MADISON-The top concern related to pending interchange reform is, of course, its impact on income, but there's something else that could take a hit, as well: membership growth.

"Going forward, I believe the debit interchange cap will lead to a reduction in membership growth," CUNA Mutual Group's Dave Colby said. "What I'm hearing from financial institutions across the board is that there will be a much deeper focus on relationship pricing, and that will drive consumers to consolidate their various financial services accounts at one institution."

That could be a real problem for national credit union membership numbers, when members who belong to multiple credit unions-as many do-decide it's time to pick just one. "Right now, we have a number of members who are being counted more than once because they belong to more than one credit union," he explained.

And that, in turn, could hurt credit unions in the political arena, where the ability to say, "we represent 90 million members, 90 million constituents, 90 million voters, 90 million grassroots that we can call to battle" has helped launch the credit union lobby into the top stratosphere of special interest groups.

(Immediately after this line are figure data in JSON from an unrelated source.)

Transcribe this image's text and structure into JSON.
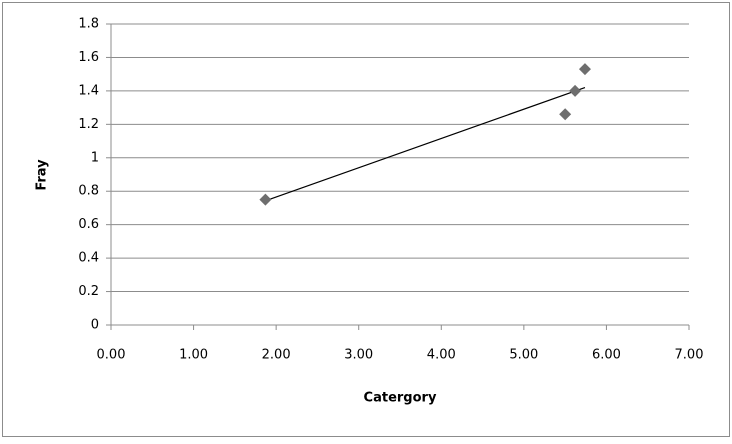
{
  "chart_data": {
    "type": "scatter",
    "x_label": "Catergory",
    "y_label": "Fray",
    "series": [
      {
        "name": "Fray",
        "color": "#6e6e6e",
        "x": [
          1.87,
          5.5,
          5.62,
          5.74
        ],
        "values": [
          0.75,
          1.26,
          1.4,
          1.53
        ]
      }
    ],
    "trendline": "linear",
    "xlim": [
      0,
      7
    ],
    "xticks": [
      {
        "value": 0,
        "label": "0.00"
      },
      {
        "value": 1,
        "label": "1.00"
      },
      {
        "value": 2,
        "label": "2.00"
      },
      {
        "value": 3,
        "label": "3.00"
      },
      {
        "value": 4,
        "label": "4.00"
      },
      {
        "value": 5,
        "label": "5.00"
      },
      {
        "value": 6,
        "label": "6.00"
      },
      {
        "value": 7,
        "label": "7.00"
      }
    ],
    "ylim": [
      0,
      1.8
    ],
    "yticks": [
      0,
      0.2,
      0.4,
      0.6,
      0.8,
      1,
      1.2,
      1.4,
      1.6,
      1.8
    ],
    "grid": true
  }
}
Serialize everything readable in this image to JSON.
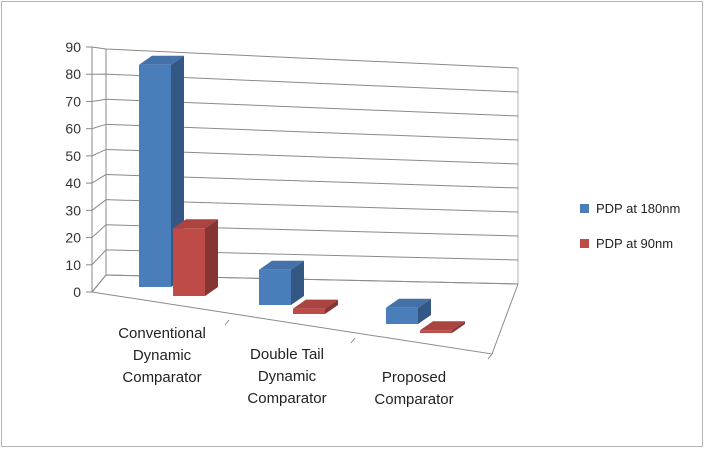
{
  "chart_data": {
    "type": "bar",
    "categories": [
      [
        "Conventional",
        "Dynamic",
        "Comparator"
      ],
      [
        "Double Tail",
        "Dynamic",
        "Comparator"
      ],
      [
        "Proposed",
        "Comparator"
      ]
    ],
    "series": [
      {
        "name": "PDP at 180nm",
        "values": [
          82,
          13,
          6
        ],
        "color": "#4a7ebb"
      },
      {
        "name": "PDP at 90nm",
        "values": [
          25,
          2,
          1
        ],
        "color": "#be4b48"
      }
    ],
    "yticks": [
      0,
      10,
      20,
      30,
      40,
      50,
      60,
      70,
      80,
      90
    ],
    "ylim": [
      0,
      90
    ],
    "grid": true,
    "legend": "right"
  }
}
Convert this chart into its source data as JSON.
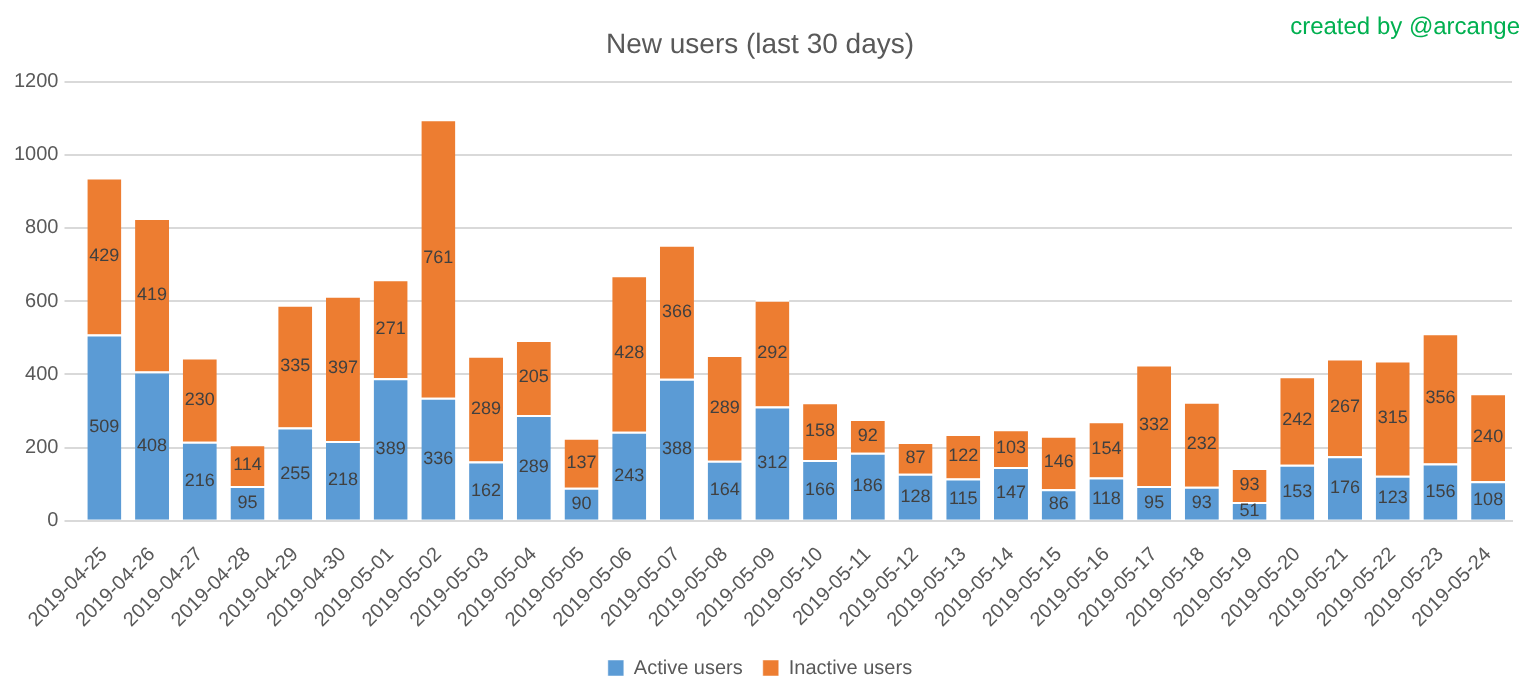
{
  "chart_data": {
    "type": "bar",
    "title": "New users (last 30 days)",
    "annotations": [
      "created by @arcange"
    ],
    "categories": [
      "2019-04-25",
      "2019-04-26",
      "2019-04-27",
      "2019-04-28",
      "2019-04-29",
      "2019-04-30",
      "2019-05-01",
      "2019-05-02",
      "2019-05-03",
      "2019-05-04",
      "2019-05-05",
      "2019-05-06",
      "2019-05-07",
      "2019-05-08",
      "2019-05-09",
      "2019-05-10",
      "2019-05-11",
      "2019-05-12",
      "2019-05-13",
      "2019-05-14",
      "2019-05-15",
      "2019-05-16",
      "2019-05-17",
      "2019-05-18",
      "2019-05-19",
      "2019-05-20",
      "2019-05-21",
      "2019-05-22",
      "2019-05-23",
      "2019-05-24"
    ],
    "series": [
      {
        "name": "Active users",
        "color": "#5b9bd5",
        "values": [
          509,
          408,
          216,
          95,
          255,
          218,
          389,
          336,
          162,
          289,
          90,
          243,
          388,
          164,
          312,
          166,
          186,
          128,
          115,
          147,
          86,
          118,
          95,
          93,
          51,
          153,
          176,
          123,
          156,
          108
        ]
      },
      {
        "name": "Inactive users",
        "color": "#ed7d31",
        "values": [
          429,
          419,
          230,
          114,
          335,
          397,
          271,
          761,
          289,
          205,
          137,
          428,
          366,
          289,
          292,
          158,
          92,
          87,
          122,
          103,
          146,
          154,
          332,
          232,
          93,
          242,
          267,
          315,
          356,
          240
        ]
      }
    ],
    "stacked": true,
    "data_labels": true,
    "ylim": [
      0,
      1200
    ],
    "yticks": [
      0,
      200,
      400,
      600,
      800,
      1000,
      1200
    ],
    "grid": "y",
    "legend": "bottom"
  }
}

NAFCU's Tun Wai said that although clearly the biggest issue related to interchange reform is its direct impact on income, there is a trickle-down affect that could hurt membership growth. "This will impact the bottom line, which means you have to look at other ways to make up that income, and one of the ways you do that is with fees," Wai offered. "But you have to be concerned about feeing your members to death. I do know of one institution that has said they will never give up free checking because its members demand it. That's going to be a tough balancing act-doing what your members want at the risk of the health of the institution."